If I Don’t Put It Here It Will Get Rubbed Out Eventually

scene of a fire in an electrical shop on Mill Road in Cambridge
scene of a fire in an electrical shop on Mill Road in Cambridge

Why did I take the photos of the burned-out shop on Mill Road? I had the camera with me, and I was drawn as though on rails to the scene of the fire.

Earlier, when I was further down Gwydir Street I saw a woman explaining to a motorist that the car would not be able to exit onto Mill Road. I thought she meant because of the roadworks. I wasn’t sure whether she meant pedestrians as well as motorists, because I could see a police car parked way down at the end of the street.

I thought then perhaps someone had been injured, a crime or an accident.

I was on my way to the Visitor Centre at the David Parr House on Gwydir Street and I wasn’t sure whether that was beyond the crossroads or before it. In the event, it was before the crossroads and when I went in the woman who runs the Centre explained that there had been a fire on Mill Road in an empty electrical shop.

She said the woman who owned the shop had been taken ill a few weeks before and so the shop was empty. And she had been a local character and the shop was very old. And her husband had died from a heart attack not long ago.

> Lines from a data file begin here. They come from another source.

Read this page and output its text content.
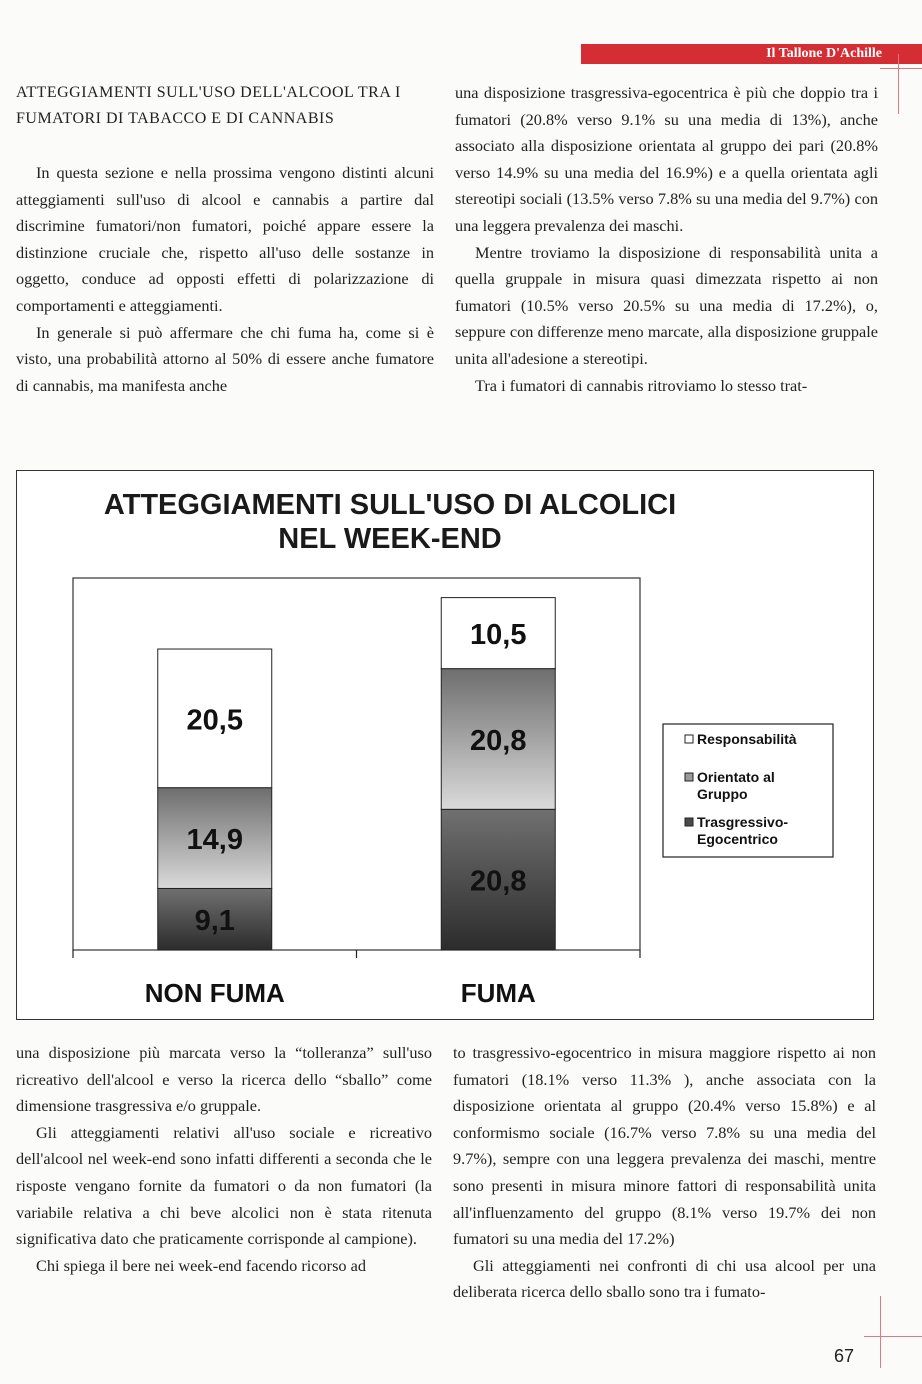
Il Tallone D'Achille

ATTEGGIAMENTI SULL'USO DELL'ALCOOL TRA I FUMATORI DI TABACCO E DI CANNABIS

In questa sezione e nella prossima vengono distinti alcuni atteggiamenti sull'uso di alcool e cannabis a partire dal discrimine fumatori/non fumatori, poiché appare essere la distinzione cruciale che, rispetto all'uso delle sostanze in oggetto, conduce ad opposti effetti di polarizzazione di comportamenti e atteggiamenti.

In generale si può affermare che chi fuma ha, come si è visto, una probabilità attorno al 50% di essere anche fumatore di cannabis, ma manifesta anche

una disposizione trasgressiva-egocentrica è più che doppio tra i fumatori (20.8% verso 9.1% su una media di 13%), anche associato alla disposizione orientata al gruppo dei pari (20.8% verso 14.9% su una media del 16.9%) e a quella orientata agli stereotipi sociali (13.5% verso 7.8% su una media del 9.7%) con una leggera prevalenza dei maschi.

Mentre troviamo la disposizione di responsabilità unita a quella gruppale in misura quasi dimezzata rispetto ai non fumatori (10.5% verso 20.5% su una media di 17.2%), o, seppure con differenze meno marcate, alla disposizione gruppale unita all'adesione a stereotipi.

Tra i fumatori di cannabis ritroviamo lo stesso trat-

ATTEGGIAMENTI SULL'USO DI ALCOLICI
NEL WEEK-END
9,1
14,9
20,5
20,8
20,8
10,5
NON FUMA	FUMA
Responsabilità
Orientato al
Gruppo
Trasgressivo-
Egocentrico

una disposizione più marcata verso la “tolleranza” sull'uso ricreativo dell'alcool e verso la ricerca dello “sballo” come dimensione trasgressiva e/o gruppale.

Gli atteggiamenti relativi all'uso sociale e ricreativo dell'alcool nel week-end sono infatti differenti a seconda che le risposte vengano fornite da fumatori o da non fumatori (la variabile relativa a chi beve alcolici non è stata ritenuta significativa dato che praticamente corrisponde al campione).

Chi spiega il bere nei week-end facendo ricorso ad

to trasgressivo-egocentrico in misura maggiore rispetto ai non fumatori (18.1% verso 11.3% ), anche associata con la disposizione orientata al gruppo (20.4% verso 15.8%) e al conformismo sociale (16.7% verso 7.8% su una media del 9.7%), sempre con una leggera prevalenza dei maschi, mentre sono presenti in misura minore fattori di responsabilità unita all'influenzamento del gruppo (8.1% verso 19.7% dei non fumatori su una media del 17.2%)

Gli atteggiamenti nei confronti di chi usa alcool per una deliberata ricerca dello sballo sono tra i fumato-

67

Now I read that the shop was named H Gee Electrical and that it took fire crews 19 hours to tackle the blaze, and that nearby residents had to be evacuated from their homes, and were given shelter at the Islamic Centre on Devonshire Road and the Earl of Beaconsfield pub.

I saw a blaze once. A big building with flames reaching up into the sky. I thought at the time it seemed unreal – people standing, looking, and the building the most energetic thing in the scene.

When I think of the Blitz in London during the war, I am in awe of the resilience of people who had to live through that bombing. And not just one night – two months of it.

Were they hardened, made stronger, weaker, more troubled, more found, by the experience?


  1. writemeow says:

    I’ve seen blazes … not _really_ big buildings, perhaps, but big enough. Took a picture of a car on fire once, and I have no idea why I did that.

    Those were unimaginable times … all those people that lived through it; in hindsight they were probably wondering how the hell they coped but when you’re in the midst of it you just deal with it … I guess. You do what you have to do.


    1. I guess you are right – when there is no choice, you do what you have to do. Do you still have your blazing car photo? For me, if it was a ‘real’ film print it would probably be in a a shoebox and still there. But I get ‘tidy syndrome’ with digital.. 🙂


      1. writemeow says:

        Funny … as soon as I’d typed that, I started looking for it. I lost all my pictures when that external hard drive broke but they’re all in Flickr. Apparently, I had not tagged it … I searched for ‘fire’ ‘car’ and the place where it was … nothing. So if I ever find it again, it will be totally by chance.

        Liked by 1 person

      2. writemeow says:

        November 2009 … found it now by chance 🙂

        Liked by 1 person

  2. I just love this whole post. Thank you for a happy read! I love the pictures, the story … the mood … everything. Well done!


    1. Nice to hear – it perked me up!